Bien sûr cela fait partie de leur intérêt (dans le trio de tête) et s’il n’y avait aucun levier de performances dans un une stratégie environnementale, l’intérêt sur la question serait tout de suite caduque je vous le concède.

Mais derrière cette performance (financière) et différenciation recherchée, que se cache-t-il ?

Parce que finalement, pour « aller chercher de la croissance » au travers de la performance, il n’y a pas que le développement durable. Alors pourquoi cet engouement ?

Et bien, je vous le dis, c’est une question de valeurs et d’éthique ! Si, si ! Cela peut vous paraître un peu "fleure bleue", mais dans le fond pas du tout.
Le développement durable à de vraies valeurs, et baucoup se retrouvent de plus en plus en elles.

La plupart des dirigeants, directrices communication, RH que je rencontre emploient à chacune des réunions l’un de ces mots, voir les deux, et pas qu’une seule fois !
Et s’ils s’y attachent tant, c’est qu’ils ont sûrement de bonnes raisons.
 
L’intérêt porté au développement durable, aussi économique soit-il, est avant tout une question d’éthique (pour preuve, nous pouvons prendre le fameux exemple de la photo de l’enfant en train de coudre un ballon Nike qui à fait le tour du monde.) qui se traduit par des chiffres et de la performance.

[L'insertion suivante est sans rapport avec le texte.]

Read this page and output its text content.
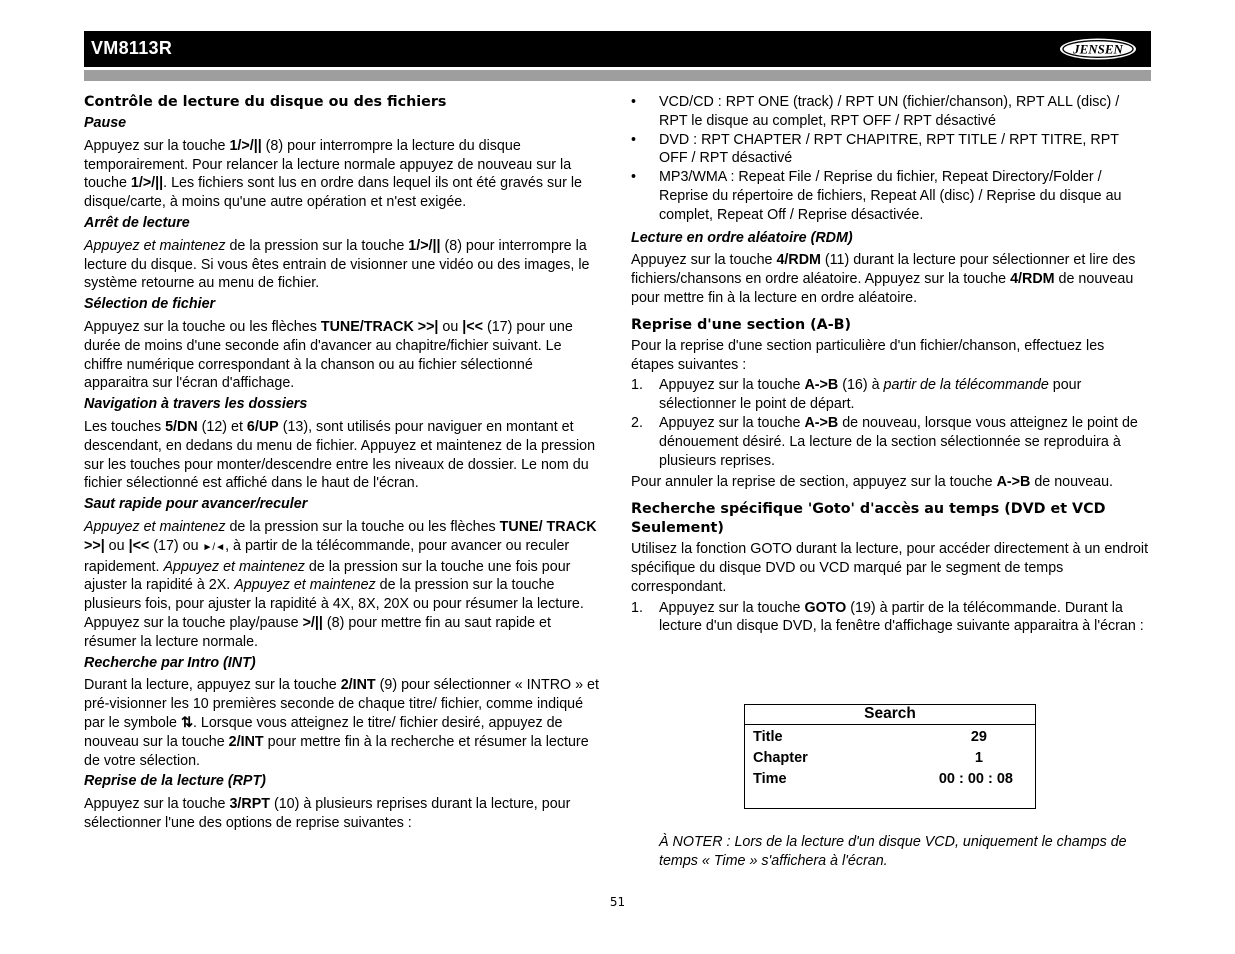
VM8113R	JENSEN
Contrôle de lecture du disque ou des fichiers
Pause

Appuyez sur la touche 1/>/|| (8) pour interrompre la lecture du disque temporairement. Pour relancer la lecture normale appuyez de nouveau sur la touche 1/>/||. Les fichiers sont lus en ordre dans lequel ils ont été gravés sur le disque/carte, à moins qu'une autre opération et n'est exigée.

Arrêt de lecture

Appuyez et maintenez de la pression sur la touche 1/>/|| (8) pour interrompre la lecture du disque. Si vous êtes entrain de visionner une vidéo ou des images, le système retourne au menu de fichier.

Sélection de fichier

Appuyez sur la touche ou les flèches TUNE/TRACK >>| ou |<< (17) pour une durée de moins d'une seconde afin d'avancer au chapitre/fichier suivant. Le chiffre numérique correspondant à la chanson ou au fichier sélectionné apparaitra sur l'écran d'affichage.

Navigation à travers les dossiers

Les touches 5/DN (12) et 6/UP (13), sont utilisés pour naviguer en montant et descendant, en dedans du menu de fichier. Appuyez et maintenez de la pression sur les touches pour monter/descendre entre les niveaux de dossier. Le nom du fichier sélectionné est affiché dans le haut de l'écran.

Saut rapide pour avancer/reculer

Appuyez et maintenez de la pression sur la touche ou les flèches TUNE/ TRACK >>| ou |<< (17) ou ►/◄, à partir de la télécommande, pour avancer ou reculer rapidement. Appuyez et maintenez de la pression sur la touche une fois pour ajuster la rapidité à 2X. Appuyez et maintenez de la pression sur la touche plusieurs fois, pour ajuster la rapidité à 4X, 8X, 20X ou pour résumer la lecture. Appuyez sur la touche play/pause >/|| (8) pour mettre fin au saut rapide et résumer la lecture normale.

Recherche par Intro (INT)

Durant la lecture, appuyez sur la touche 2/INT (9) pour sélectionner « INTRO » et pré-visionner les 10 premières seconde de chaque titre/ fichier, comme indiqué par le symbole ⇅. Lorsque vous atteignez le titre/ fichier desiré, appuyez de nouveau sur la touche 2/INT pour mettre fin à la recherche et résumer la lecture de votre sélection.

Reprise de la lecture (RPT)

Appuyez sur la touche 3/RPT (10) à plusieurs reprises durant la lecture, pour sélectionner l'une des options de reprise suivantes :

• VCD/CD : RPT ONE (track) / RPT UN (fichier/chanson), RPT ALL (disc) / RPT le disque au complet, RPT OFF / RPT désactivé
• DVD : RPT CHAPTER / RPT CHAPITRE, RPT TITLE / RPT TITRE, RPT OFF / RPT désactivé
• MP3/WMA : Repeat File / Reprise du fichier, Repeat Directory/Folder / Reprise du répertoire de fichiers, Repeat All (disc) / Reprise du disque au complet, Repeat Off / Reprise désactivée.
Lecture en ordre aléatoire (RDM)

Appuyez sur la touche 4/RDM (11) durant la lecture pour sélectionner et lire des fichiers/chansons en ordre aléatoire. Appuyez sur la touche 4/RDM de nouveau pour mettre fin à la lecture en ordre aléatoire.

Reprise d'une section (A-B)

Pour la reprise d'une section particulière d'un fichier/chanson, effectuez les étapes suivantes :

1. Appuyez sur la touche A->B (16) à partir de la télécommande pour sélectionner le point de départ.
2. Appuyez sur la touche A->B de nouveau, lorsque vous atteignez le point de dénouement désiré. La lecture de la section sélectionnée se reproduira à plusieurs reprises.

Pour annuler la reprise de section, appuyez sur la touche A->B de nouveau.

Recherche spécifique 'Goto' d'accès au temps (DVD et VCD Seulement)

Utilisez la fonction GOTO durant la lecture, pour accéder directement à un endroit spécifique du disque DVD ou VCD marqué par le segment de temps correspondant.

1. Appuyez sur la touche GOTO (19) à partir de la télécommande. Durant la lecture d'un disque DVD, la fenêtre d'affichage suivante apparaitra à l'écran :
Search
Title	29
Chapter	1
Time	00 : 00 : 08
À NOTER : Lors de la lecture d'un disque VCD, uniquement le champs de temps « Time » s'affichera à l'écran.
51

Prendre la situation dans l’autre sens est beaucoup plus parlant : S’ils n’ont pas cette linéarité, ce rapport entre engagements et actes, ils perdent de l’argent, beaucoup d’argent.
Et aujourd’hui qu’est ce qui est mis en avant ? Je vous le donne en mille, les engagements environnementaux et sociaux…

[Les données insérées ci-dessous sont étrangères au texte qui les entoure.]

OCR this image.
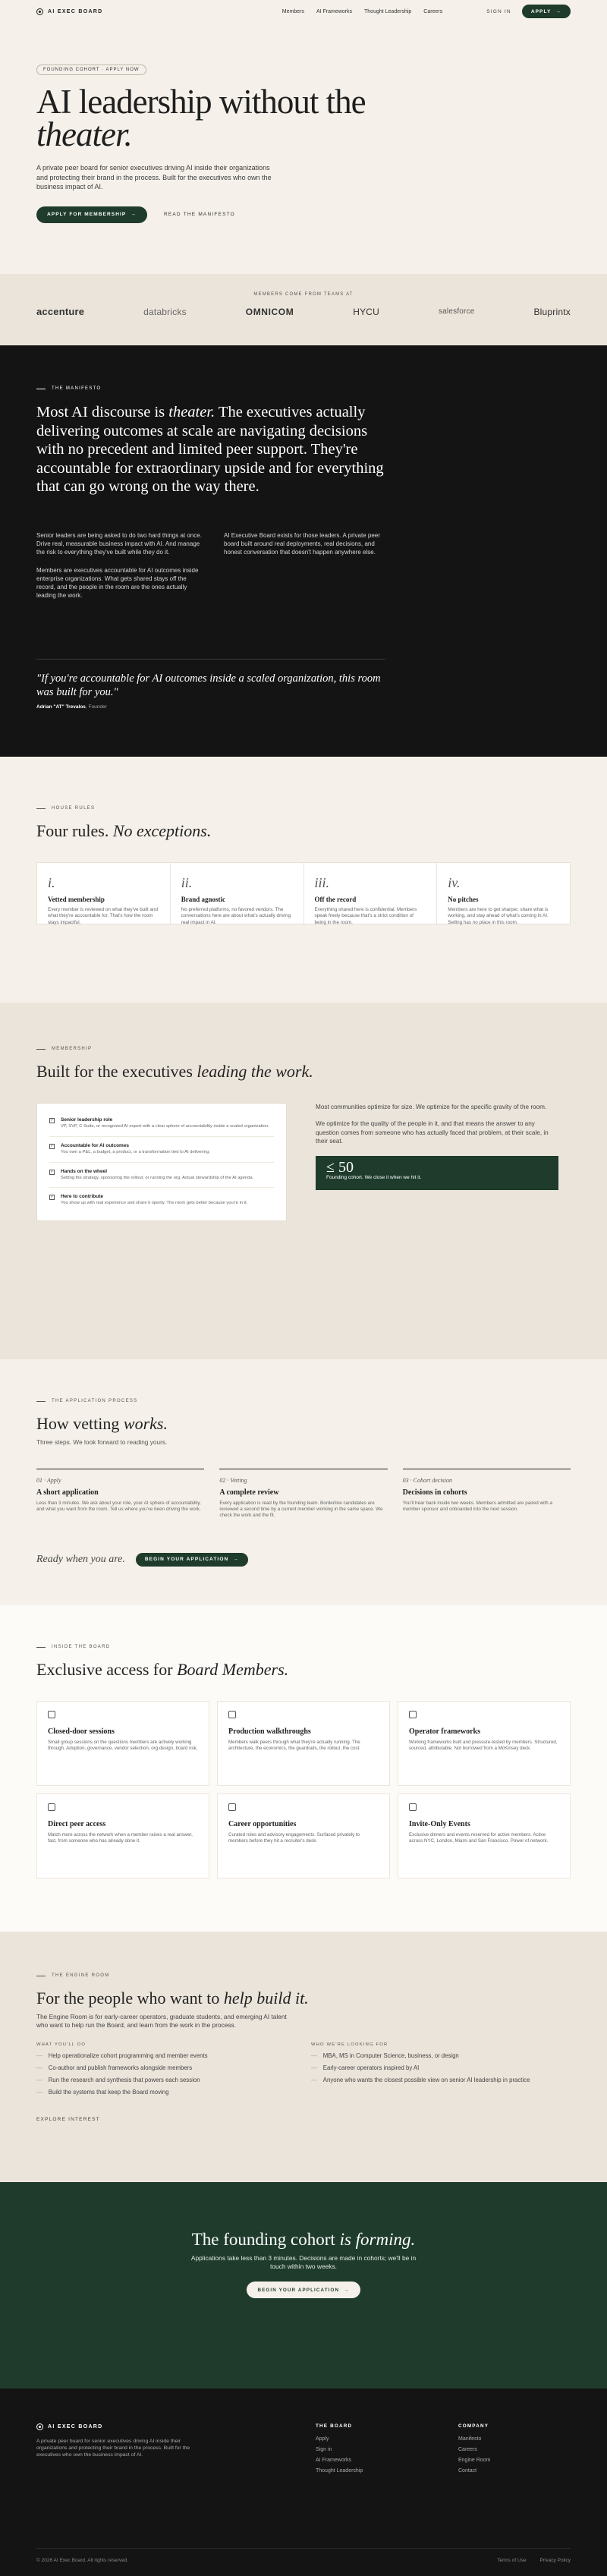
AI EXEC BOARD	Members AI Frameworks Thought Leadership Careers	SIGN IN	APPLY →
FOUNDING COHORT · APPLY NOW
AI leadership without the
theater.

A private peer board for senior executives driving AI inside their organizations and protecting their brand in the process. Built for the executives who own the business impact of AI.

APPLY FOR MEMBERSHIP →	READ THE MANIFESTO
MEMBERS COME FROM TEAMS AT
accenture	databricks	OMNICOM	HYCU	salesforce	Bluprintx
THE MANIFESTO
Most AI discourse is theater. The executives actually delivering outcomes at scale are navigating decisions with no precedent and limited peer support. They're accountable for extraordinary upside and for everything that can go wrong on the way there.

Senior leaders are being asked to do two hard things at once. Drive real, measurable business impact with AI. And manage the risk to everything they've built while they do it.

Members are executives accountable for AI outcomes inside enterprise organizations. What gets shared stays off the record, and the people in the room are the ones actually leading the work.

AI Executive Board exists for those leaders. A private peer board built around real deployments, real decisions, and honest conversation that doesn't happen anywhere else.

"If you're accountable for AI outcomes inside a scaled organization, this room was built for you."
Adrian "AT" Trevalos, Founder
HOUSE RULES
Four rules. No exceptions.
i.
Vetted membership

Every member is reviewed on what they've built and what they're accountable for. That's how the room stays impactful.

ii.
Brand agnostic

No preferred platforms, no favored vendors. The conversations here are about what's actually driving real impact in AI.

iii.
Off the record

Everything shared here is confidential. Members speak freely because that's a strict condition of being in the room.

iv.
No pitches

Members are here to get sharper, share what is working, and stay ahead of what's coming in AI. Selling has no place in this room.

MEMBERSHIP
Built for the executives leading the work.
✓ Senior leadership role

VP, SVP, C-Suite, or recognized AI expert with a clear sphere of accountability inside a scaled organization.

✓ Accountable for AI outcomes

You own a P&L, a budget, a product, or a transformation tied to AI delivering.

✓ Hands on the wheel

Setting the strategy, sponsoring the rollout, or running the org. Actual stewardship of the AI agenda.

✓ Here to contribute

You show up with real experience and share it openly. The room gets better because you're in it.

Most communities optimize for size. We optimize for the specific gravity of the room.

We optimize for the quality of the people in it, and that means the answer to any question comes from someone who has actually faced that problem, at their scale, in their seat.

≤ 50
Founding cohort. We close it when we hit it.
THE APPLICATION PROCESS
How vetting works.
Three steps. We look forward to reading yours.
01 · Apply
A short application

Less than 3 minutes. We ask about your role, your AI sphere of accountability, and what you want from the room. Tell us where you've been driving the work.

02 · Vetting
A complete review

Every application is read by the founding team. Borderline candidates are reviewed a second time by a current member working in the same space. We check the work and the fit.

03 · Cohort decision
Decisions in cohorts

You'll hear back inside two weeks. Members admitted are paired with a member sponsor and onboarded into the next session.

Ready when you are.	BEGIN YOUR APPLICATION →
INSIDE THE BOARD
Exclusive access for Board Members.
Closed-door sessions

Small group sessions on the questions members are actively working through. Adoption, governance, vendor selection, org design, board risk.

Production walkthroughs

Members walk peers through what they're actually running. The architecture, the economics, the guardrails, the rollout, the cost.

Operator frameworks

Working frameworks built and pressure-tested by members. Structured, sourced, attributable. Not borrowed from a McKinsey deck.

Direct peer access

Match more across the network when a member raises a real answer, fast, from someone who has already done it.

Career opportunities

Curated roles and advisory engagements. Surfaced privately to members before they hit a recruiter's desk.

Invite-Only Events

Exclusive dinners and events reserved for active members. Active across NYC, London, Miami and San Francisco. Power of network.

THE ENGINE ROOM
For the people who want to help build it.

The Engine Room is for early-career operators, graduate students, and emerging AI talent who want to help run the Board, and learn from the work in the process.

WHAT YOU'LL DO
— Help operationalize cohort programming and member events
— Co-author and publish frameworks alongside members
— Run the research and synthesis that powers each session
— Build the systems that keep the Board moving
WHO WE'RE LOOKING FOR
— MBA, MS in Computer Science, business, or design
— Early-career operators inspired by AI
— Anyone who wants the closest possible view on senior AI leadership in practice
EXPLORE INTEREST
The founding cohort is forming.

Applications take less than 3 minutes. Decisions are made in cohorts; we'll be in touch within two weeks.

BEGIN YOUR APPLICATION →
AI EXEC BOARD

A private peer board for senior executives driving AI inside their organizations and protecting their brand in the process. Built for the executives who own the business impact of AI.

THE BOARD
Apply
Sign in
AI Frameworks
Thought Leadership
COMPANY
Manifesto
Careers
Engine Room
Contact
© 2026 AI Exec Board. All rights reserved.	Terms of Use	Privacy Policy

L’un des premiers objectifs, et besoins des entreprises en matière environnementale, est tout d’abord de se conforter à leur éthique et d’avoir une relation linéaire entre leurs valeurs et leurs actions.

Les rapports (Loi NRE par exemple) ça va bien 5 minutes. Surtout lorsqu’on sait comment ils sont réalisés, par qui et l’argent mis sur la table pour les faire. Rien qu’au travers de cela, est-ce véritablement éthique ?

En ce qui concerne ma boîte, j’attache une grande importance à la corrélation entre mes valeurs personnelles, mon éthique, et celles de ma société.
C’est d’ailleurs pour ça que j’ai créé cette entreprise de conseil en développement durable. Parce que je crois en mes valeurs humaines et vis de manière "verte".

Et si j'ai bien un conseil à vous donner en la matière, c'est d'entreprendre dans un domaine ou vos valeurs ne vous trahirons pas.


Alors, si tout simplement les dirigeants et directeurs/trices des entreprises eux aussi se mettaient au vert et voulaient tout naturellement que cela se ressente dans leur manière de diriger et dans l’ensemble de leur structure à travers une stratégie parce que cela fait partie de leurs valeurs ?

Nouvelle génération, nouvelle perception et nouvelle ère, les patrons se mettent au vert, leurs entreprises aussi…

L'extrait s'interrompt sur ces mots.